La RCS d’une cible correspond à la surface équivalente radar d’une sphère parfaitement conductrice qui rétrodiffuserait la même puissance que la cible. Cela correspond à un paramètre physique (ayant pour unité des m² ) intrinsèque à la cible influant sur la détectabilité de celle-ci par un radar. La NRCS, notée σ0, est la surface équivalente radar moyenne par unité de surface illuminée. Cette quantité est communément utilisée en télédétection car elle ne dépend pas de la distance entre la surface et le radar. Dans la suite du manuscrit nous travaillerons avec le champ complexe rétrodiffusé mesuré par le radar sous forme de signaux en phase et quadrature (I et Q). Ce champ complexe est normalisé afin que son module au carré soit analogue à la NRCS. Ainsi, après normalisation par la surface illuminée, la NRCS représentera la puissance du champ rétrodiffusé dans une cellule radar par unité de surface. Afin d’estimer cette quantité, il est nécessaire de déterminer analytiquement ou numériquement le champ diffracté par la surface de la mer.

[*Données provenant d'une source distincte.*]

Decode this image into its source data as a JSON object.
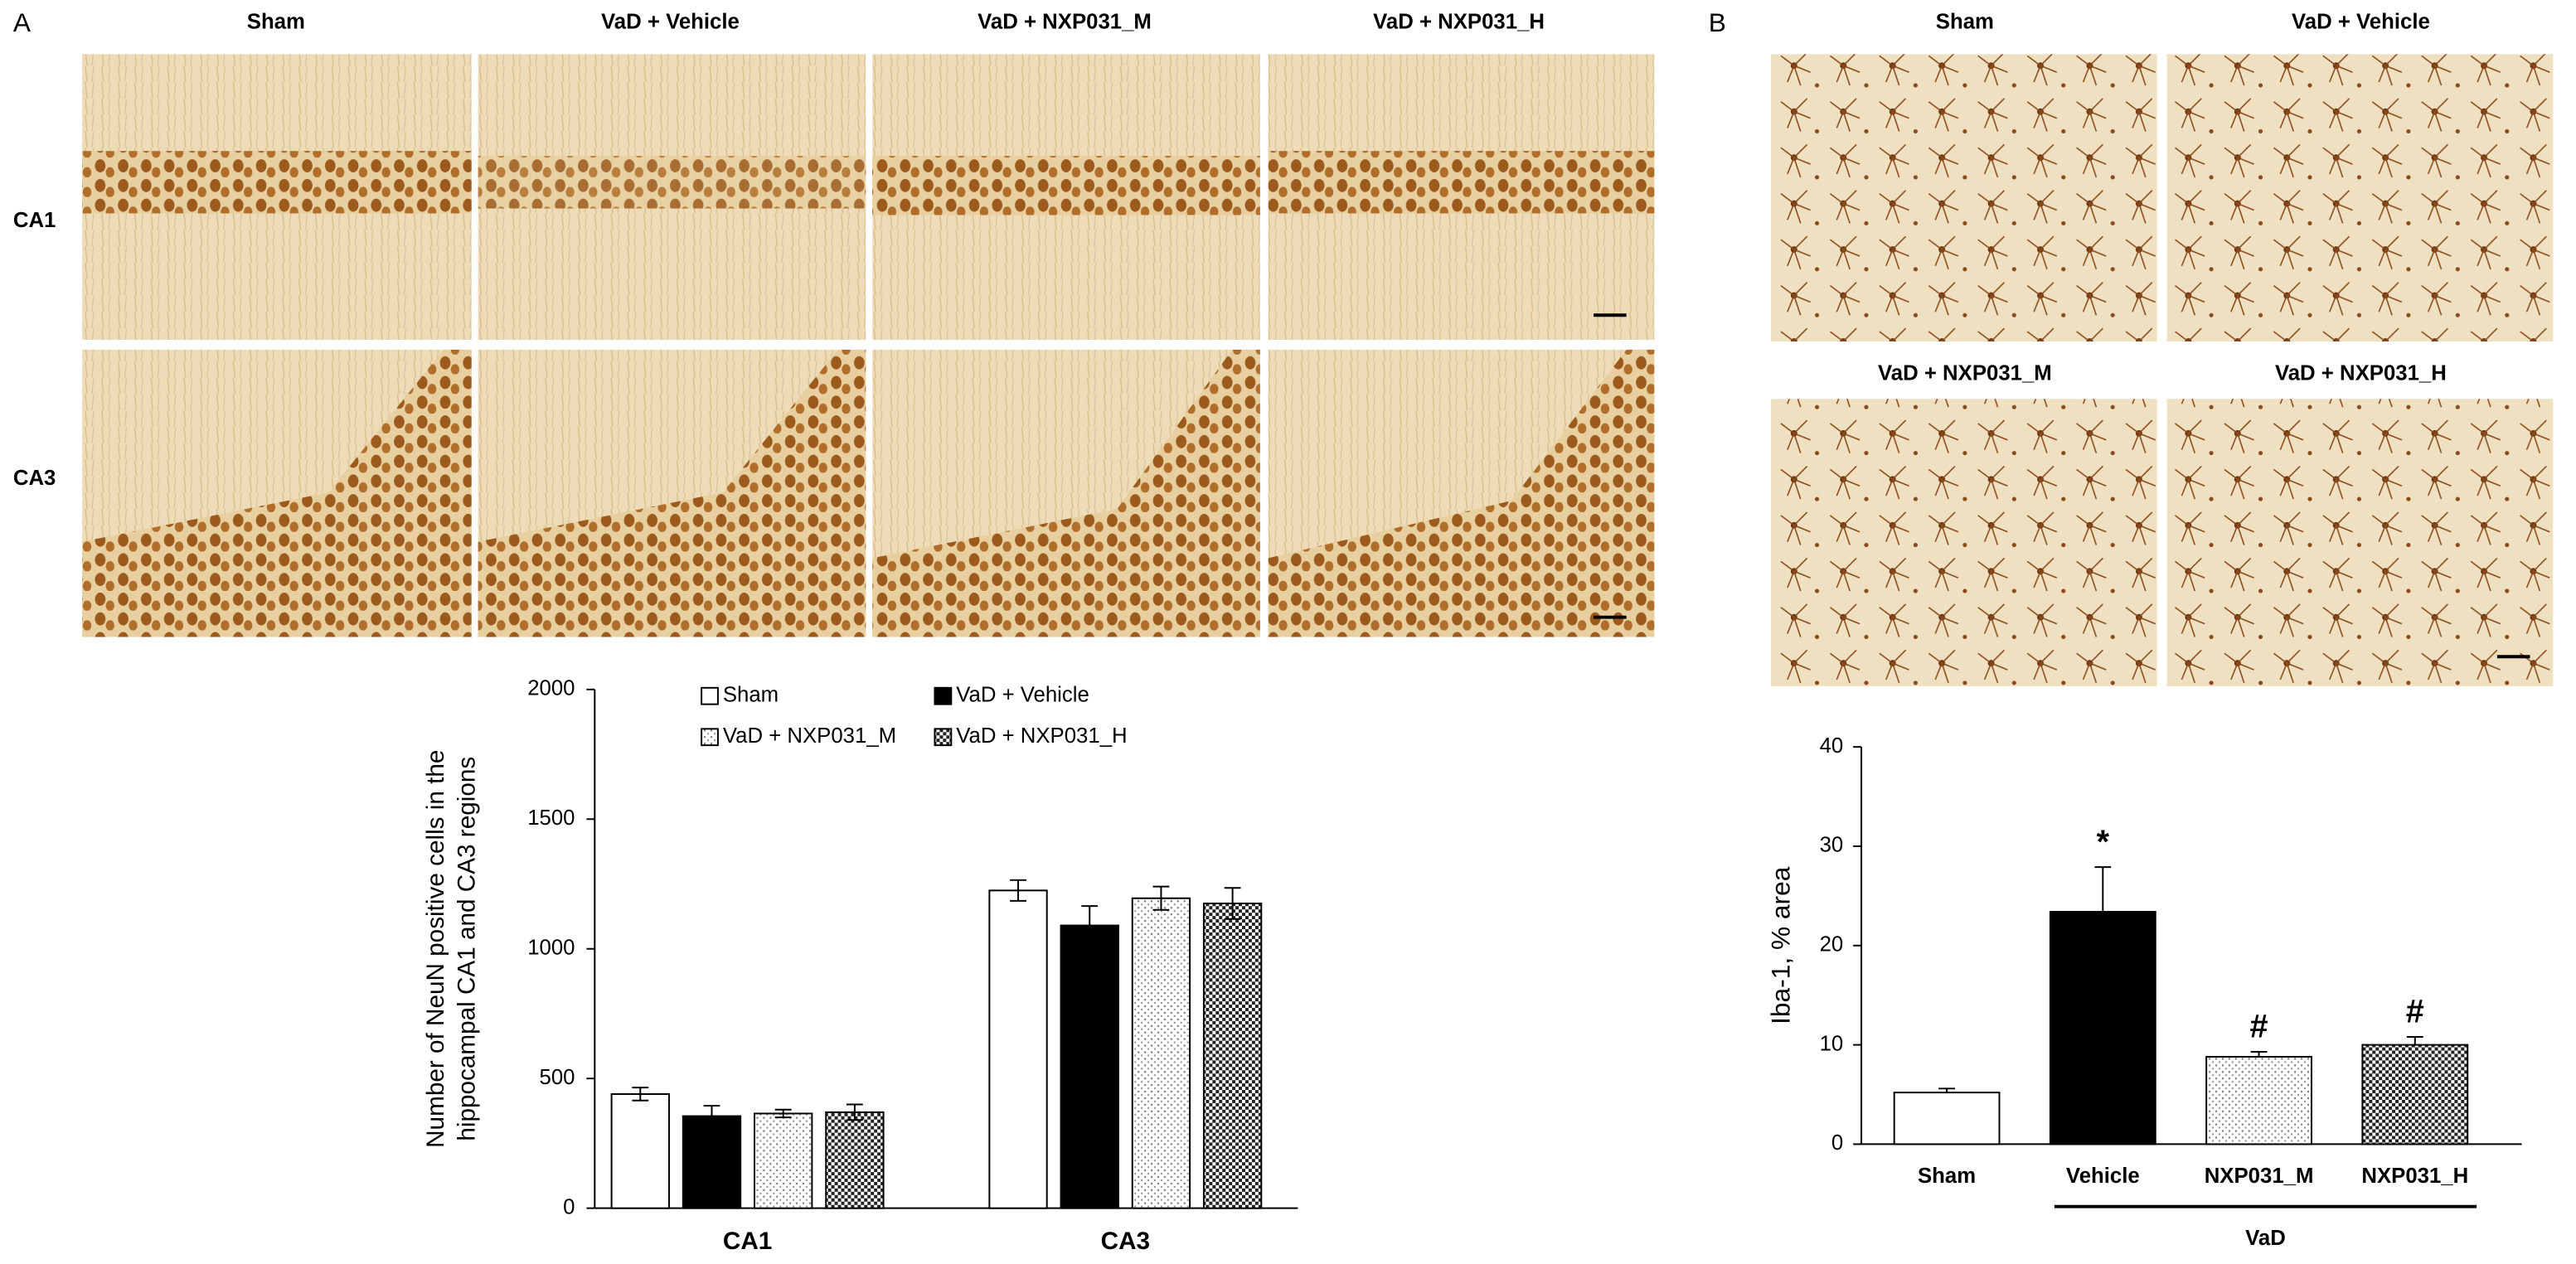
{
  "figure": {
    "panel_a": {
      "label": "A",
      "columns": [
        "Sham",
        "VaD + Vehicle",
        "VaD + NXP031_M",
        "VaD + NXP031_H"
      ],
      "rows": [
        "CA1",
        "CA3"
      ]
    },
    "panel_b": {
      "label": "B",
      "headers": [
        "Sham",
        "VaD + Vehicle",
        "VaD + NXP031_M",
        "VaD + NXP031_H"
      ]
    }
  },
  "chart_data": [
    {
      "type": "bar",
      "ylabel": [
        "Number of NeuN positive cells in the",
        "hippocampal CA1 and CA3 regions"
      ],
      "categories": [
        "CA1",
        "CA3"
      ],
      "series": [
        {
          "name": "Sham",
          "color": "#ffffff",
          "pattern": "none",
          "values": [
            440,
            1225
          ],
          "errors": [
            25,
            40
          ]
        },
        {
          "name": "VaD + Vehicle",
          "color": "#000000",
          "pattern": "none",
          "values": [
            355,
            1090
          ],
          "errors": [
            40,
            75
          ]
        },
        {
          "name": "VaD + NXP031_M",
          "color": "#ffffff",
          "pattern": "dots",
          "values": [
            365,
            1195
          ],
          "errors": [
            15,
            45
          ]
        },
        {
          "name": "VaD + NXP031_H",
          "color": "#ffffff",
          "pattern": "checker",
          "values": [
            370,
            1175
          ],
          "errors": [
            30,
            60
          ]
        }
      ],
      "ylim": [
        0,
        2000
      ],
      "yticks": [
        0,
        500,
        1000,
        1500,
        2000
      ],
      "grid": false
    },
    {
      "type": "bar",
      "ylabel": "Iba-1, % area",
      "categories": [
        "Sham",
        "Vehicle",
        "NXP031_M",
        "NXP031_H"
      ],
      "values": [
        5.2,
        23.4,
        8.8,
        10.0
      ],
      "errors": [
        0.4,
        4.5,
        0.5,
        0.8
      ],
      "colors": [
        "#ffffff",
        "#000000",
        "#ffffff",
        "#ffffff"
      ],
      "patterns": [
        "none",
        "none",
        "dots",
        "checker"
      ],
      "value_annotations": [
        null,
        "*",
        "#",
        "#"
      ],
      "group_label": "VaD",
      "group_members": [
        "Vehicle",
        "NXP031_M",
        "NXP031_H"
      ],
      "ylim": [
        0,
        40
      ],
      "yticks": [
        0,
        10,
        20,
        30,
        40
      ],
      "grid": false
    }
  ]
}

Modèles approchés de diffusion électromagnétique 

Grâce à leur facilité d’implémentation par rapport aux méthodes rigoureuses, les méthodes asymptotiques sont couramment utilisées pour des problèmes de grande taille et permettent une formulation analytique des solutions proposées. Une description de ces très nombreuses méthodes les plus utilisées est proposée dans [21]. Seules les méthodes les plus classiques sont succinctement présentées ici.

Approximation de Kirchhoff (KA)

L’approximation de Kirchhoff est l’une des plus anciennes méthodes approchées pour calculer la diffusion électromagnétique par une surface rugueuse [24]. Elle peut être appelée approximation du plan tangent ou approximation de l’optique physique à hautes fréquences. Cette méthode considère que le champ sur un point de la surface correspond au champ produit sur un plan tangent au même point dépendant ainsi uniquement du coefficient de réflexion de Fresnel pour l’angle d’incidence local du plan.

Méthode rigoureuse de calcul de la rétrodiffusion électromagnétique par la surface de la mer 

Les différentes méthodes asymptotiques évoquées jusqu’ici présentent chacune des limites inhérentes aux approximations faites. Ces limites sont particulièrement atteintes pour la configuration en incidence rasante et la rétrodiffusion micro-onde qui constitue la base des travaux effectués dans cette thèse. Une approche différente permet de calculer la rétrodiffusion d’une surface de mer dans ces configurations. En effet, la résolution de ce problème complexe par une méthode rigoureuse de calcul direct peut être envisagée [43], [44] grâce au formalisme intégral de frontière [45], [46], [47]. La résolution numérique appliquée au cas d’une surface 2D est décrite dans [48].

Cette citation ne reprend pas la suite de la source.